World AIDS Day (Dec. 1) is an opportunity to renew our commitment to creating a generation without this dreaded disease. This year’s theme – Focus, Partner, Achieve: An AIDS-Free Generation – is a perfect rallying cry for a fight that, unfortunately, is not yet over. Just this week, the US Centers for Disease Control and Prevention released a study which found that more than 1 million Americans have HIV, nearly 50,000 more become infected every year, and in 2011, fewer than 3 in 10 had the disease under control.
So a renewed commitment is essential – and some of us find the strength for that commitment in the inspiration of heroes. With HIV/AIDS there is no shortage of such heroes, from patients and families to researchers, clinicians, advocacy groups and policymakers.
Inevitably, though, I think of my nursing colleagues. In the early 1980s, when the disease first emerged as a virulent and mysterious killer and I saw my first patient with HIV/AIDS – when we didn’t know how to ease the suffering, and the stigma associated with this “gay disease” was more cruelly overt than it is today – nurses often took center stage.
No place was this more true than in San Francisco. In 1983, the San Francisco Department of Public Health and UCSF created the first outpatient clinic devoted to caring for people with AIDS and, led by Cliff Morrison – a nurse and clinical faculty member at UCSF School of Nursing – the first inpatient AIDS unit in the nation at San Francisco General Hospital.
Absent any known treatment or cures, Morrison and his colleagues focused on relieving the physical and emotional suffering of early AIDS patients. Symptom management – a major clinical responsibility for nurses in any setting and a major pursuit of nurse scientists – was crucial.
Morrison and his team also understood that easing suffering meant helping patients overcome the stigma of HIV/AIDS. Their early realization led to research by nurse scientists and others that has leant understanding to stigma’s role in all disease.
Community health nurses and researchers were among the first to understand that AIDS affected other communities, such as injection drug users and sex workers. Developing community health interventions was an important factor in stemming the epidemic.
As discoveries emerged, nurse educators at UCSF and other schools adapted our curricula, developing patient education techniques that helped individuals and communities reduce the risks of contracting HIV and helped patients adhere to treatment regimens. Over the years, nurse educators here have helped create a virtual army of HIV/AIDS-trained practitioners for the Bay Area and the world.

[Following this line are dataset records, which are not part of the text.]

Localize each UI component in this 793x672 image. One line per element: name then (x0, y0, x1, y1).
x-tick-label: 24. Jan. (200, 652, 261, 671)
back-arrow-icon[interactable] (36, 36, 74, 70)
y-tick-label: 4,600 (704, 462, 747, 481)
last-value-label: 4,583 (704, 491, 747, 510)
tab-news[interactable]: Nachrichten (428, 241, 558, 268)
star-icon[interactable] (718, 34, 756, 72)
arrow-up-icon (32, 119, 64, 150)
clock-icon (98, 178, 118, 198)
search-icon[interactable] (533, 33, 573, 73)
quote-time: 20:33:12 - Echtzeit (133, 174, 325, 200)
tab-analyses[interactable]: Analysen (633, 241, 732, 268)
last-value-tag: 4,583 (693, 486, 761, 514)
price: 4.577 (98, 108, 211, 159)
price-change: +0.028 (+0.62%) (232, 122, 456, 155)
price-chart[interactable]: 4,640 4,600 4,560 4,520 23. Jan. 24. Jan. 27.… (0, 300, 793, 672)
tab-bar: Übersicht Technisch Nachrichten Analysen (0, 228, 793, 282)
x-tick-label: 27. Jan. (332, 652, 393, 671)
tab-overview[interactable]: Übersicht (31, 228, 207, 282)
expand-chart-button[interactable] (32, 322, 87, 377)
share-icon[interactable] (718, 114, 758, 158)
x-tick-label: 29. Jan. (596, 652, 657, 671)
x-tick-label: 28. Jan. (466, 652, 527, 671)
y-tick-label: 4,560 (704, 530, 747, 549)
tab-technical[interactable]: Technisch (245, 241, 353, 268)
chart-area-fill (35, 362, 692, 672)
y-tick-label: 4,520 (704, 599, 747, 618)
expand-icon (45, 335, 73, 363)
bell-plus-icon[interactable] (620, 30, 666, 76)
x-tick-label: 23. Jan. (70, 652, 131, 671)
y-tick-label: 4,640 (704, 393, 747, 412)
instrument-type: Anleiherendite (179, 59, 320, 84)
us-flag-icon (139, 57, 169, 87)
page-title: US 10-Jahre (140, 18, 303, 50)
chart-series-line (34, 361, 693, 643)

That’s important, because as HIV/AIDS has become more chronic illness than death sentence, nurses often are the clinical leads with patients. We work with physician colleagues to develop realistic treatment plans tailored to the context of our patients’ entire lives. We point patients to community resources and help them understand it is possible to live full and rewarding lives while managing the illness.
So, today, as the HIV/AIDS community renews its commitment to this fight, I feel enormous pride in my profession. We are only one among many groups whose heroic efforts inspire us today, but our work demonstrates the very best in nursing and health care – not just the compassion and kindness with which we are often associated, but our complex and essential role in many aspects and on many levels of patient care.
Still, there is much left to do. Let’s draw our strength for the continued fight from our heroes.